Götz Homoki untersucht in seiner Studie erstmals die ebenso weitreichenden wie langfristigen Auswirkungen der landesherrlichen Studienförderung auf das Selbstverständnis und die Verhaltensweisen Herzoglicher Stipendiaten in der Frühen Neuzeit. Anhand von Selbstzeugnissen, darunter auf Latein verfasste Briefe und Tagebuchaufzeichnungen, zeigt er, dass das Denken, Wahrnehmen und Handeln einzelner Stipendiaten ganz im Zeichen einer christlich-humanistischen Gelehrsamkeit stand. Es unterschied sich damit deutlich von den ausschweifenden Gewohnheiten zechender, spielender, tanzender oder raufender Studenten: „Für die von mir untersuchten Stipendiaten war die Nichtüberschreitung der Norm die Normalität”, so Homoki zusammenfassend über seine facettenreiche Studie zum frühneuzeitlichen Studentenleben abseits des Verbotenen und Devianten.

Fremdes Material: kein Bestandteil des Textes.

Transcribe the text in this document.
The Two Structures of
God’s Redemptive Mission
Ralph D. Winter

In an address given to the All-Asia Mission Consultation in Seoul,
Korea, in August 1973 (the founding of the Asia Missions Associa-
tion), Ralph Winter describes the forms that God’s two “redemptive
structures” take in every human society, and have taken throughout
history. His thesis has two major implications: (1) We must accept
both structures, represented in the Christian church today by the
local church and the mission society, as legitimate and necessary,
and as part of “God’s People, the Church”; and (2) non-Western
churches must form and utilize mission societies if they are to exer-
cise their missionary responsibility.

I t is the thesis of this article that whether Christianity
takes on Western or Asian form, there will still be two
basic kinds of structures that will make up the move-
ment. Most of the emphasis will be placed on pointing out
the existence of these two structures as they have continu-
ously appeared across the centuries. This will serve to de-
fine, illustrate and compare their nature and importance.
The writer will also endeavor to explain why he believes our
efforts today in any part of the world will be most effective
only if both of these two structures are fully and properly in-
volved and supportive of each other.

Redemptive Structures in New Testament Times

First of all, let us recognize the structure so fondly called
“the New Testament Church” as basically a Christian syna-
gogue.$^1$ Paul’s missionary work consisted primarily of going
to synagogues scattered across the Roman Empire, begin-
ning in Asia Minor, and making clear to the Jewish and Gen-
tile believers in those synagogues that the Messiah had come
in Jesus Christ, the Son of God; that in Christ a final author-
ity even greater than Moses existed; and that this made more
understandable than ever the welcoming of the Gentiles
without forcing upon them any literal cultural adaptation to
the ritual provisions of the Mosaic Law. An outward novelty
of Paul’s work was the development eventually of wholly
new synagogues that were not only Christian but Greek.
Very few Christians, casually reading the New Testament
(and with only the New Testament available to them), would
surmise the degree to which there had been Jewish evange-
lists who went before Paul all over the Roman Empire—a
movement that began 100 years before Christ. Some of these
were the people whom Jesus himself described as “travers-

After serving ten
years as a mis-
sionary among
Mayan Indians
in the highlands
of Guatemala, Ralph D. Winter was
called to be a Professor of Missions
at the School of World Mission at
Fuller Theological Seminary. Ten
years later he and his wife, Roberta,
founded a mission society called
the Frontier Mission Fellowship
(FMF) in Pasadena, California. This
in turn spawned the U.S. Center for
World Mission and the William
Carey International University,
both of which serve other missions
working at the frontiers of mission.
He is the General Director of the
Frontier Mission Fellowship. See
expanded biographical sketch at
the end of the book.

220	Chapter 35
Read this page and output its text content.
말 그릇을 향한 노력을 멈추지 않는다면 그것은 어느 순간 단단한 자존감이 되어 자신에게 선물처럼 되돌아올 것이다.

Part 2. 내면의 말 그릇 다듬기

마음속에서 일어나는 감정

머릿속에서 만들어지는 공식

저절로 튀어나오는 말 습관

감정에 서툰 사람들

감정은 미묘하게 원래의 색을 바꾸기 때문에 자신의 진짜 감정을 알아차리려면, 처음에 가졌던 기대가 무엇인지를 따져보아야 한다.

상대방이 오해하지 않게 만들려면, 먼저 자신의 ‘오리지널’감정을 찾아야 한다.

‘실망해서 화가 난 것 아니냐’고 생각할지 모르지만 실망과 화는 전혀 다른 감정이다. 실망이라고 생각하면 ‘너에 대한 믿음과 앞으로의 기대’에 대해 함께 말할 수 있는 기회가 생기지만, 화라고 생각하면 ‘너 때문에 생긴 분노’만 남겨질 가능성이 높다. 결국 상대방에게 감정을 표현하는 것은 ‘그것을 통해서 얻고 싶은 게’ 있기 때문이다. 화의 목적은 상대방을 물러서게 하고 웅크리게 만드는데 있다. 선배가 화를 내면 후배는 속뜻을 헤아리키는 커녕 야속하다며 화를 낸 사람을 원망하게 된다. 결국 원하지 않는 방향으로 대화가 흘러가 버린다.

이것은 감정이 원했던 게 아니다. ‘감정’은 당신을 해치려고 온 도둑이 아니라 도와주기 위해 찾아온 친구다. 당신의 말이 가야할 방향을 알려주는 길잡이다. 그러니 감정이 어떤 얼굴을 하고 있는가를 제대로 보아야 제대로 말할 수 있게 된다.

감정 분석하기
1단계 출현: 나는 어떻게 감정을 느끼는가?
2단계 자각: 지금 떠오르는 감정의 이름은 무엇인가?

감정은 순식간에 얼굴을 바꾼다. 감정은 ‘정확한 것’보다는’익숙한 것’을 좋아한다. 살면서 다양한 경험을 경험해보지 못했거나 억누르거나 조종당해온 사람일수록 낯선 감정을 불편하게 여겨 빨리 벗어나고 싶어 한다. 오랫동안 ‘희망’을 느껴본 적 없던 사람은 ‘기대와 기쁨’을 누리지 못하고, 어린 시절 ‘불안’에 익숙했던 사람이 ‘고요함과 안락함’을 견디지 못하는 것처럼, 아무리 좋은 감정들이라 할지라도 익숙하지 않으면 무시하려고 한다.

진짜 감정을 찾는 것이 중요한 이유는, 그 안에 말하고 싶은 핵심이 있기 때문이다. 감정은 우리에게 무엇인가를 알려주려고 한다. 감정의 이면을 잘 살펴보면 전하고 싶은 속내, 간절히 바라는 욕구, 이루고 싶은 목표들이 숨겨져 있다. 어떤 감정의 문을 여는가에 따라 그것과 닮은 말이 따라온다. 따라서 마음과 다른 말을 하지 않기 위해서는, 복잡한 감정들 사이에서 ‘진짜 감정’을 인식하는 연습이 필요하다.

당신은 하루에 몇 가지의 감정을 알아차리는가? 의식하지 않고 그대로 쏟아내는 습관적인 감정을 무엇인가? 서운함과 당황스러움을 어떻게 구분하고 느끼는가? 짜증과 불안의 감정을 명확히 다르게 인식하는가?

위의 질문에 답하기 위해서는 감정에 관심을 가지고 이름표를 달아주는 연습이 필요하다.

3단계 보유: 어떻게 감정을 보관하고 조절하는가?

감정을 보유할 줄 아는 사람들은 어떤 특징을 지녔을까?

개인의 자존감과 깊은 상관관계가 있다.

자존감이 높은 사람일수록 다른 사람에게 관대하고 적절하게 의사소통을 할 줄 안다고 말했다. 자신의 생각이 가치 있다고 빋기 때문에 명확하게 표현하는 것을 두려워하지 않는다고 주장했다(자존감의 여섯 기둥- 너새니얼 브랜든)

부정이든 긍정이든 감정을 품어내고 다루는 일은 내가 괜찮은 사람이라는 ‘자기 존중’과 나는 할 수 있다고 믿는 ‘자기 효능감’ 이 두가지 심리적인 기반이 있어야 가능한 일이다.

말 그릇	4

Dr. Götz Homoki studierte Geschichte, Politikwissenschaft und Latein in Tübingen und wurde an der Universität Stuttgart promoviert. Für seine Untersuchung zur Geschichte des Tübinger Stifts erhielt er ein dreijähriges Forschungsstipendium des Evangelischen Studienwerks Villigst. Bereits 2019 wurde ihm für die vorliegende Arbeit der Johannes-Brenz-Preis für herausragende Arbeiten zur württembergischen Kirchengeschichte verliehen, den der Verein für württembergische Kirchengeschichte alle zwei Jahre auslobt. Im Landeskirchlichen Archiv Stuttgart ist er aktuell mit der Erschließung zentraler Aktenbestände der württembergischen Kirchenleitung beschäftigt, außerdem ist er der verantwortliche Redakteur der „Blätter für württembergische Kirchengeschichte“ und betreut das Rezensionswesen der wissenschaftlichen Zeitschrift.